I think you mean Lattice offers a part in the QFN32. I only found the XO2-256. A selection guide that isn't even a year old says they offer an iCE40 part in this package, but it doesn't show up in the data sheet from 2013. I guess the product line is still a little schizo. They haven't finished cleaning house and any part or package could be next.
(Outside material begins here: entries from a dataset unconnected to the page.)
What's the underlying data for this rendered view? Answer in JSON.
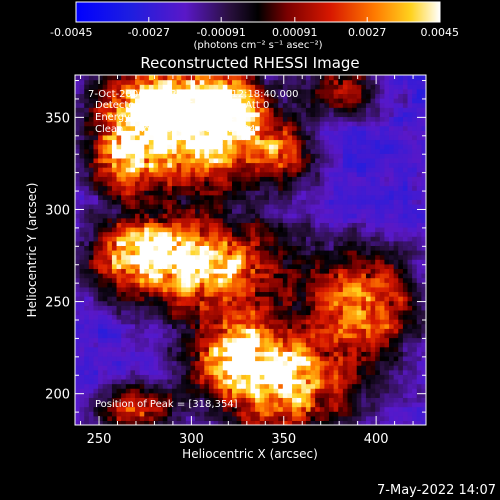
{
  "chart_data": {
    "type": "heatmap",
    "title": "Reconstructed RHESSI Image",
    "xlabel": "Heliocentric X (arcsec)",
    "ylabel": "Heliocentric Y (arcsec)",
    "xlim": [
      237,
      427
    ],
    "ylim": [
      183,
      373
    ],
    "x_ticks": [
      250,
      300,
      350,
      400
    ],
    "y_ticks": [
      200,
      250,
      300,
      350
    ],
    "colorbar": {
      "range": [
        -0.0045,
        0.0045
      ],
      "tick_values": [
        -0.0045,
        -0.0027,
        -0.00091,
        0.00091,
        0.0027,
        0.0045
      ],
      "tick_labels": [
        "-0.0045",
        "-0.0027",
        "-0.00091",
        "0.00091",
        "0.0027",
        "0.0045"
      ],
      "unit_label": "(photons cm⁻² s⁻¹ asec⁻²)"
    },
    "annotations": [
      "7-Oct-2006 12:13:44.000 to 12:18:40.000",
      "Detectors: 3F 4F 5F 6F 7F 8F, Att 0",
      "Energy Range: 6.0 - 12.0 keV",
      "Clean     Total counts: 3.97E+04"
    ],
    "peak_label": "Position of Peak = [318,354]",
    "sources": [
      {
        "x": 295,
        "y": 338,
        "flux": 0.004,
        "sx": 30,
        "sy": 22
      },
      {
        "x": 318,
        "y": 354,
        "flux": 0.0045,
        "sx": 16,
        "sy": 14
      },
      {
        "x": 280,
        "y": 360,
        "flux": 0.0034,
        "sx": 18,
        "sy": 12
      },
      {
        "x": 308,
        "y": 268,
        "flux": 0.0042,
        "sx": 34,
        "sy": 18
      },
      {
        "x": 272,
        "y": 278,
        "flux": 0.003,
        "sx": 18,
        "sy": 12
      },
      {
        "x": 350,
        "y": 205,
        "flux": 0.0045,
        "sx": 26,
        "sy": 20
      },
      {
        "x": 323,
        "y": 222,
        "flux": 0.0032,
        "sx": 18,
        "sy": 14
      },
      {
        "x": 395,
        "y": 248,
        "flux": 0.0032,
        "sx": 20,
        "sy": 22
      },
      {
        "x": 270,
        "y": 192,
        "flux": 0.0024,
        "sx": 16,
        "sy": 10
      },
      {
        "x": 262,
        "y": 330,
        "flux": 0.002,
        "sx": 12,
        "sy": 14
      },
      {
        "x": 382,
        "y": 365,
        "flux": 0.0018,
        "sx": 14,
        "sy": 10
      },
      {
        "x": 350,
        "y": 332,
        "flux": 0.0018,
        "sx": 12,
        "sy": 12
      }
    ],
    "background_range": [
      -0.0034,
      -0.0012
    ]
  },
  "timestamp": "7-May-2022 14:07"
}
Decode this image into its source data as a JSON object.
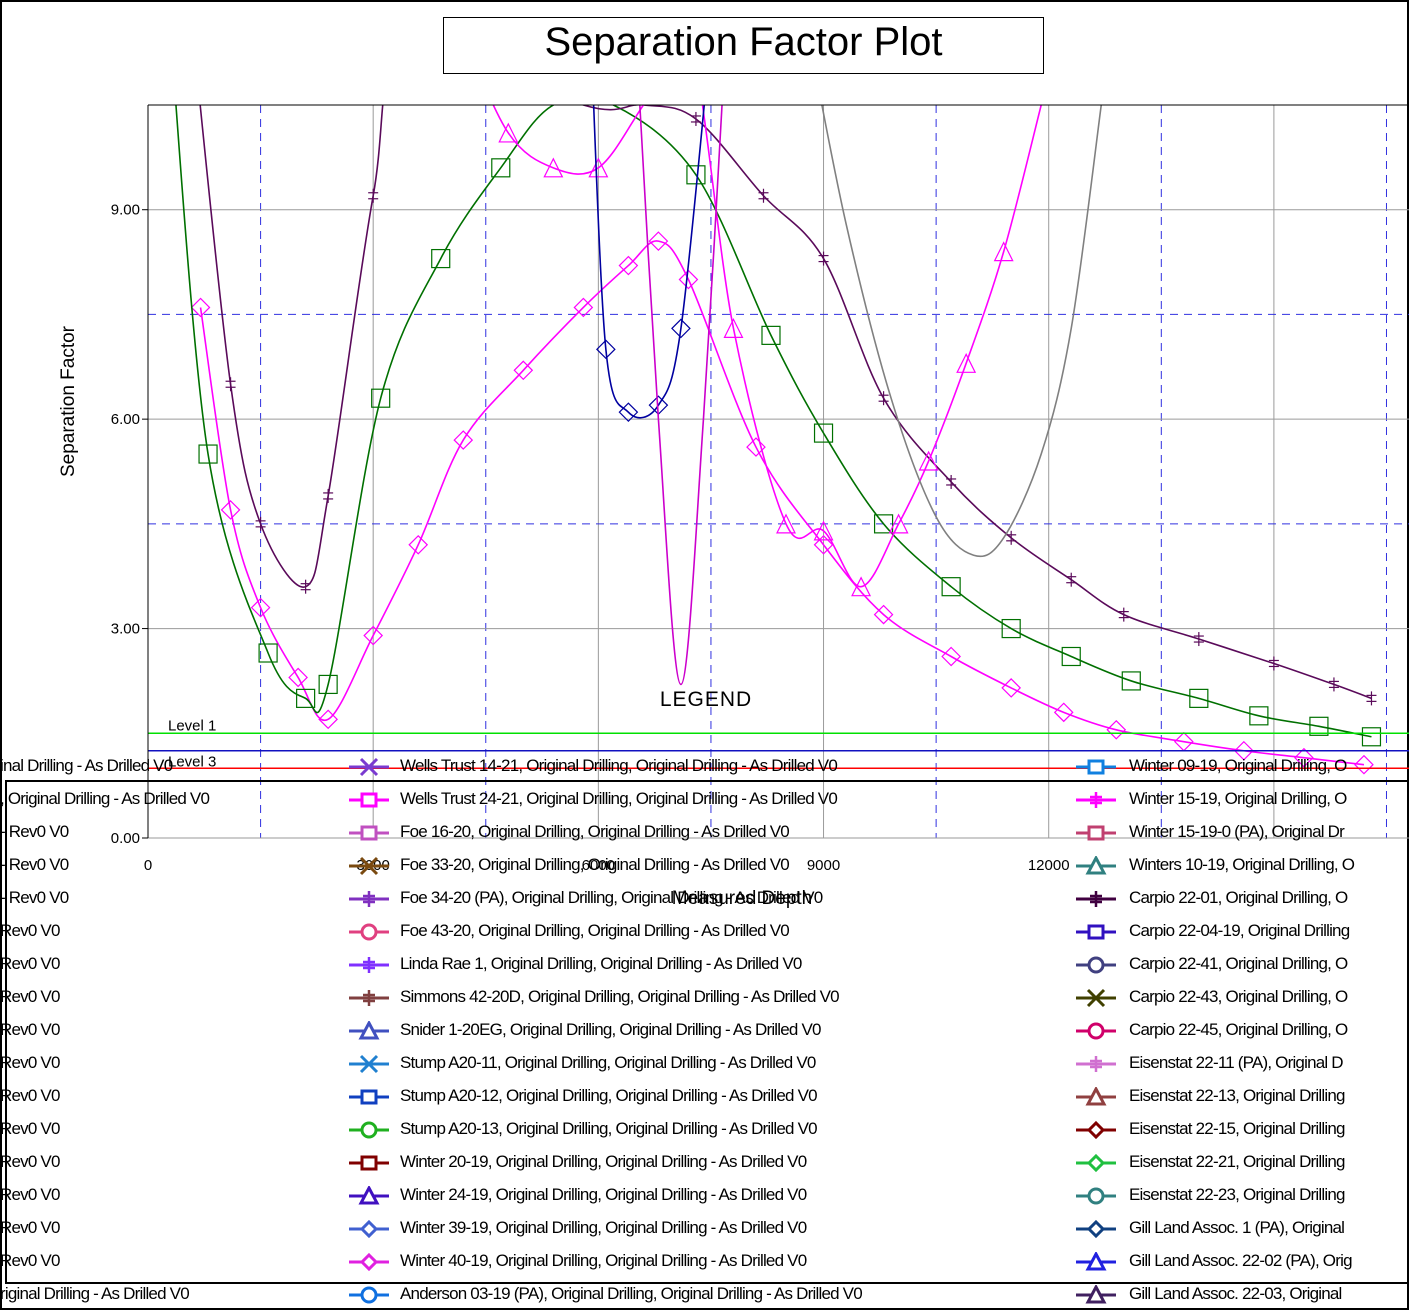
{
  "title": "Separation Factor Plot",
  "chart_data": {
    "type": "line",
    "title": "Separation Factor Plot",
    "xlabel": "Measured Depth",
    "ylabel": "Separation Factor",
    "xlim": [
      0,
      16800
    ],
    "ylim": [
      0,
      10.5
    ],
    "x_ticks": [
      "0",
      "3000",
      "6000",
      "9000",
      "12000"
    ],
    "y_ticks": [
      "0.00",
      "3.00",
      "6.00",
      "9.00"
    ],
    "grid": true,
    "levels": [
      {
        "name": "Level 1",
        "value": 1.5,
        "color": "#00e000"
      },
      {
        "name": "Level 3",
        "value": 1.25,
        "color": "#1010c0"
      },
      {
        "name": "",
        "value": 1.0,
        "color": "#ff0000"
      }
    ],
    "dashed_levels": [
      7.5,
      4.5
    ],
    "series": [
      {
        "name": "Winter 40-19, Original Drilling, Original Drilling - As Drilled V0",
        "color": "#ff00ff",
        "marker": "diamond",
        "x": [
          700,
          1100,
          1500,
          2000,
          2400,
          3000,
          3600,
          4200,
          5000,
          5800,
          6400,
          6800,
          7200,
          8100,
          9000,
          9800,
          10700,
          11500,
          12200,
          12900,
          13800,
          14600,
          15400,
          16200
        ],
        "y": [
          7.6,
          4.7,
          3.3,
          2.3,
          1.7,
          2.9,
          4.2,
          5.7,
          6.7,
          7.6,
          8.2,
          8.55,
          8.0,
          5.6,
          4.2,
          3.2,
          2.6,
          2.15,
          1.8,
          1.55,
          1.38,
          1.25,
          1.15,
          1.05
        ]
      },
      {
        "name": "Winter 09-19, Original Drilling, Original Drilling - As Drilled V0",
        "color": "#007000",
        "marker": "square",
        "x": [
          300,
          800,
          1600,
          2100,
          2400,
          3100,
          3900,
          4700,
          5400,
          6200,
          7300,
          8300,
          9000,
          9800,
          10700,
          11500,
          12300,
          13100,
          14000,
          14800,
          15600,
          16300
        ],
        "y": [
          11.5,
          5.5,
          2.65,
          2.0,
          2.2,
          6.3,
          8.3,
          9.6,
          10.5,
          10.5,
          9.5,
          7.2,
          5.8,
          4.5,
          3.6,
          3.0,
          2.6,
          2.25,
          2.0,
          1.75,
          1.6,
          1.45
        ]
      },
      {
        "name": "Carpio 22-01, Original Drilling, Original Drilling - As Drilled V0",
        "color": "#5a0a5a",
        "marker": "cross",
        "x": [
          600,
          1100,
          1500,
          2100,
          2400,
          3000,
          3500,
          5800,
          6600,
          7300,
          8200,
          9000,
          9800,
          10700,
          11500,
          12300,
          13000,
          14000,
          15000,
          15800,
          16300
        ],
        "y": [
          11.5,
          6.5,
          4.5,
          3.6,
          4.9,
          9.2,
          11.5,
          10.5,
          10.5,
          10.3,
          9.2,
          8.3,
          6.3,
          5.1,
          4.3,
          3.7,
          3.2,
          2.85,
          2.5,
          2.2,
          2.0
        ]
      },
      {
        "name": "Wells Trust 24-21, Original Drilling, Original Drilling - As Drilled V0",
        "color": "#ff00ff",
        "marker": "triangle",
        "x": [
          4200,
          4800,
          5400,
          6000,
          6600,
          7200,
          7800,
          8500,
          9000,
          9500,
          10000,
          10400,
          10900,
          11400,
          11900
        ],
        "y": [
          11.5,
          10.1,
          9.6,
          9.6,
          10.5,
          11.5,
          7.3,
          4.5,
          4.4,
          3.6,
          4.5,
          5.4,
          6.8,
          8.4,
          10.5
        ]
      },
      {
        "name": "Foe 16-20, Original Drilling, Original Drilling - As Drilled V0",
        "color": "#808080",
        "marker": "none",
        "x": [
          8800,
          9300,
          9900,
          10500,
          11000,
          11400,
          11900,
          12300,
          12700
        ],
        "y": [
          11.5,
          8.8,
          6.3,
          4.6,
          4.05,
          4.3,
          5.5,
          7.3,
          10.5
        ]
      },
      {
        "name": "Stump A20-12, Original Drilling, Original Drilling - As Drilled V0",
        "color": "#0000a0",
        "marker": "diamond",
        "x": [
          5900,
          6100,
          6400,
          6800,
          7100,
          7500
        ],
        "y": [
          11.5,
          7.0,
          6.1,
          6.2,
          7.3,
          11.5
        ]
      },
      {
        "name": "Foe 34-20 (PA), Original Drilling, Original Drilling - As Drilled V0",
        "color": "#cc00cc",
        "marker": "none",
        "x": [
          6500,
          6800,
          7100,
          7400,
          7700
        ],
        "y": [
          11.5,
          6.0,
          2.2,
          6.0,
          11.5
        ]
      }
    ],
    "legend": {
      "title": "LEGEND",
      "col0": [
        "inal Drilling - As Drilled V0",
        ", Original Drilling - As Drilled V0",
        "- Rev0 V0",
        "- Rev0 V0",
        "- Rev0 V0",
        "Rev0 V0",
        "Rev0 V0",
        "Rev0 V0",
        "Rev0 V0",
        "Rev0 V0",
        "Rev0 V0",
        "Rev0 V0",
        "Rev0 V0",
        "Rev0 V0",
        "Rev0 V0",
        "Rev0 V0",
        "riginal Drilling - As Drilled V0"
      ],
      "col1": [
        {
          "label": "Wells Trust 14-21, Original Drilling, Original Drilling - As Drilled V0",
          "color": "#7a3ad0",
          "marker": "x"
        },
        {
          "label": "Wells Trust 24-21, Original Drilling, Original Drilling - As Drilled V0",
          "color": "#ff00ff",
          "marker": "square"
        },
        {
          "label": "Foe 16-20, Original Drilling, Original Drilling - As Drilled V0",
          "color": "#c050c0",
          "marker": "square"
        },
        {
          "label": "Foe 33-20, Original Drilling, Original Drilling - As Drilled V0",
          "color": "#7a4a10",
          "marker": "x"
        },
        {
          "label": "Foe 34-20 (PA), Original Drilling, Original Drilling - As Drilled V0",
          "color": "#8030c0",
          "marker": "cross"
        },
        {
          "label": "Foe 43-20, Original Drilling, Original Drilling - As Drilled V0",
          "color": "#e04080",
          "marker": "circle"
        },
        {
          "label": "Linda Rae 1, Original Drilling, Original Drilling - As Drilled V0",
          "color": "#8030ff",
          "marker": "cross"
        },
        {
          "label": "Simmons 42-20D, Original Drilling, Original Drilling - As Drilled V0",
          "color": "#804040",
          "marker": "cross"
        },
        {
          "label": "Snider 1-20EG, Original Drilling, Original Drilling - As Drilled V0",
          "color": "#4050c0",
          "marker": "triangle"
        },
        {
          "label": "Stump A20-11, Original Drilling, Original Drilling - As Drilled V0",
          "color": "#2080d0",
          "marker": "x"
        },
        {
          "label": "Stump A20-12, Original Drilling, Original Drilling - As Drilled V0",
          "color": "#1040c0",
          "marker": "square"
        },
        {
          "label": "Stump A20-13, Original Drilling, Original Drilling - As Drilled V0",
          "color": "#20b020",
          "marker": "circle"
        },
        {
          "label": "Winter 20-19, Original Drilling, Original Drilling - As Drilled V0",
          "color": "#800000",
          "marker": "square"
        },
        {
          "label": "Winter 24-19, Original Drilling, Original Drilling - As Drilled V0",
          "color": "#4010c0",
          "marker": "triangle"
        },
        {
          "label": "Winter 39-19, Original Drilling, Original Drilling - As Drilled V0",
          "color": "#4060d0",
          "marker": "diamond"
        },
        {
          "label": "Winter 40-19, Original Drilling, Original Drilling - As Drilled V0",
          "color": "#e020e0",
          "marker": "diamond"
        },
        {
          "label": "Anderson 03-19 (PA), Original Drilling, Original Drilling - As Drilled V0",
          "color": "#1070e0",
          "marker": "circle"
        }
      ],
      "col2": [
        {
          "label": "Winter 09-19, Original Drilling, O",
          "color": "#1080e0",
          "marker": "square"
        },
        {
          "label": "Winter 15-19, Original Drilling, O",
          "color": "#ff00ff",
          "marker": "cross"
        },
        {
          "label": "Winter 15-19-0 (PA), Original Dr",
          "color": "#c04070",
          "marker": "square"
        },
        {
          "label": "Winters 10-19, Original Drilling, O",
          "color": "#308080",
          "marker": "triangle"
        },
        {
          "label": "Carpio 22-01, Original Drilling, O",
          "color": "#400040",
          "marker": "cross"
        },
        {
          "label": "Carpio 22-04-19, Original Drilling",
          "color": "#3010c0",
          "marker": "square"
        },
        {
          "label": "Carpio 22-41, Original Drilling, O",
          "color": "#404080",
          "marker": "circle"
        },
        {
          "label": "Carpio 22-43, Original Drilling, O",
          "color": "#404000",
          "marker": "x"
        },
        {
          "label": "Carpio 22-45, Original Drilling, O",
          "color": "#d0006a",
          "marker": "circle"
        },
        {
          "label": "Eisenstat 22-11 (PA), Original D",
          "color": "#d070d0",
          "marker": "cross"
        },
        {
          "label": "Eisenstat 22-13, Original Drilling",
          "color": "#904040",
          "marker": "triangle"
        },
        {
          "label": "Eisenstat 22-15, Original Drilling",
          "color": "#800000",
          "marker": "diamond"
        },
        {
          "label": "Eisenstat 22-21, Original Drilling",
          "color": "#20c040",
          "marker": "diamond"
        },
        {
          "label": "Eisenstat 22-23, Original Drilling",
          "color": "#308080",
          "marker": "circle"
        },
        {
          "label": "Gill Land Assoc. 1 (PA), Original",
          "color": "#104080",
          "marker": "diamond"
        },
        {
          "label": "Gill Land Assoc. 22-02 (PA), Orig",
          "color": "#2020e0",
          "marker": "triangle"
        },
        {
          "label": "Gill Land Assoc. 22-03, Original",
          "color": "#402060",
          "marker": "triangle"
        }
      ]
    }
  }
}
That's a pretty hard "push". I've looked at them but I don't get a warm fuzzy from a company that makes everything an uphill climb when they seem to think they are making it easy. I've been looking at the PSOC parts since they were new. At that time support was so crude, they had a weekly conference call and if you joined in you got a 1 on 1 training session. That progressed through a long development aimed at making their parts push button and I am pretty sure that won't even come close to working for my needs. I need a small FPGA, maybe 1000 LUTs to provide the high speed portion of the design. I don't even need a "real" processor, I bet I could live a rich full life (in this design anyway) with an 8051. In fact, that is an option, to add an MCU for most of the I/O and processing, then use something like the XO2-256 in a QFN32 to do the high speed stuff. I'm just not sure I can fit the design in 256 LUTs. Maybe the QFN32 is small enough I can use two? 5x5 mm!
Yeah, while the FPGA guys are rather phobic of issuing a lot of package combinations the MCU folks have tons of them. They have a much tougher problem with all the combos of RAM, Flash, I/O count, clock speed, ... I can see why the FPGA people haven't embraced the idea of combining MCU with FPGA, it just doesn't fit their culture.